For a moment, Ying thought he would say something – some small scrap of honesty clawing its way free.

Instead, he stood – slow, deliberate.

"Missing the dead is weakness," he said, voice flat. "They served. They died. That's all."

He turned to leave.

Ying's voice stopped him.

"You're not angry because they died," she said, louder now.

"You're angry because they dared to hope for more."

Jian froze, his shoulders rigid.

"You blame me," Ying said, standing too. "You blame me because I never forgot what we were before they turned us into this."

He didn't turn around.

"You're wrong," he said.

But his voice cracked – barely, almost too faint to hear.

"You're wrong," he said again, steadier.

"You're just too weak to accept the truth."

Ying stared at his back – at the boy who had once whispered dreams of escaping these walls, who had once named her Ying when the whole world demanded she be 714.

Now he wouldn't even speak her name.

She let the silence stretch, let the knife twist between them.

"You were never just Agent 49," she said softly.

"But maybe that's all you want to be."

Jian's fists clenched at his sides.

Without another word, he strode away, boots striking sharp, angry echoes down the corridor.

Ying didn't follow.

She wanted to call after him. Wanted to drag the truth back into the light. But the silence between them was heavier than any chain.

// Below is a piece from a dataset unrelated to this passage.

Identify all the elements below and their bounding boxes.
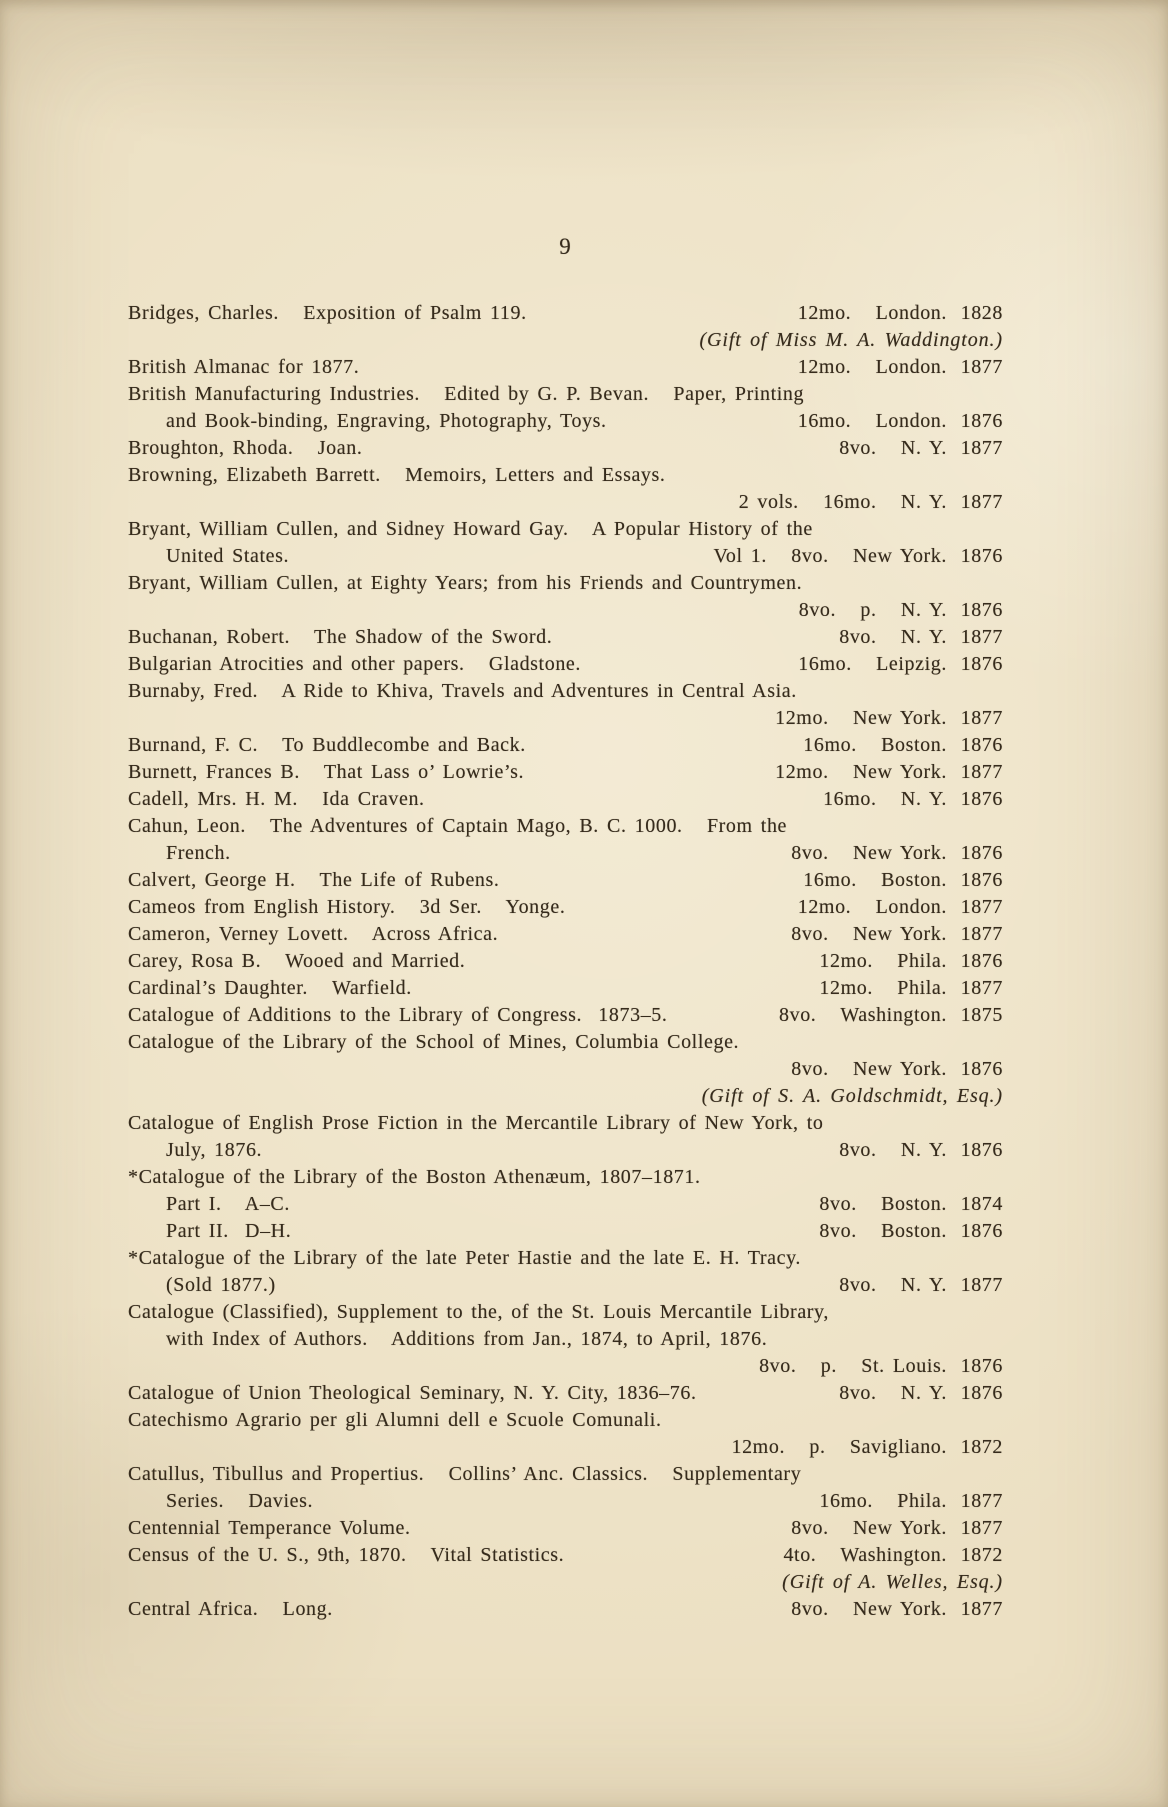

She sank slowly back onto the metal bench, the cold seeping up through the floor, through her bones, through the hollow where her brother should have been.

Above her, the lights flickered once, twice, then steadied – buzzing on and on and on.

And in that endless hum, Agent 714 realized the truth she had been trying not to face.

Jian was gone. The boy she had fought beside. The brother she had loved.

Only Agent 49 remained.

And one day, when the order came— When loyalty demanded it— He would put a bullet through her heart without hesitation.

Not out of hatred.

But because obedience was all he had left.